Happy Birthday, Walter Battiss
The 20th-century South African artist was born #OnThisDay, 6 January 1906 🎉
Born in the Karoo town of Somerset East in the Eastern Cape, Battiss’ family name was well-known in the area. His great-grandfather was a Royal Engineer and was responsible for planting Somerset East’s famous Oak Avenue. Between 1914 and 1917 Battiss’ parents ran the Battiss Private Hotel in a double-storied building in Paulet Street. In 1981 this building became the Walter Battiss Art Museum.
The Battiss family moved to Koffiefontein in 1917 where an 11-year-old Battiss became interested in archaeology. He discovered petroglyphs, cave paintings and rock art which inspired a life-long fascination, respect and influence.
In 1929 Battiss began his formal art training at the Wits Tech Art School. He then went on to qualify as a teacher at the Johannesburg Training College. Battiss worked as a magistrate’s clerk as he continued his studies and finally obtained his Bachelor’s Degree in Fine Arts at UNISA in 1940 at the age of 35. He taught at the Pretoria Art Centre for years and later at UNISA as a professor of Fine Art.
In 1937 Battiss became a founding member of the New Group, a group of young South Africa artists who questioned and resisted against the conservative values of the South African Society of Artists.

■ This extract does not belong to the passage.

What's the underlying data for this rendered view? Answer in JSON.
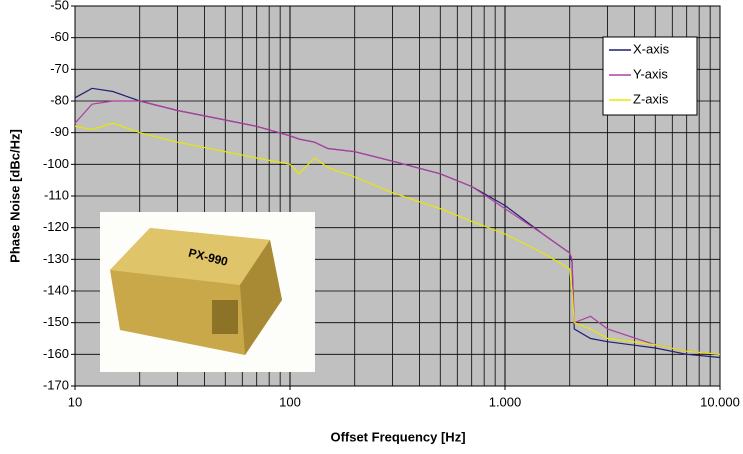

Other members included Gregoire Boonzaaier, Lippy Lipshitz, Frieda Lock, Cecil Higgs and Terence McCaw.
Initially, Battiss’ work was more realistic in style, but around 1940 his work took on a more “hieratic, symbolist character”. Several years later the influence of Pablo Picasso and Gino Severini became evident in his work — he befriended the artists when he exhibited in Italy in 1949.
Battiss’ trips to Greece and Seychelles in the 1960s and 70s led to the creation of his imaginary world of Fook Island, complete with people, plants, creatures, history and map.
Throughout his life and artistic career, rock art and San painting remained as Battiss’ most significant artistic influences, along with Ndebele beadwork, pre-Islamic cultures and calligraphy.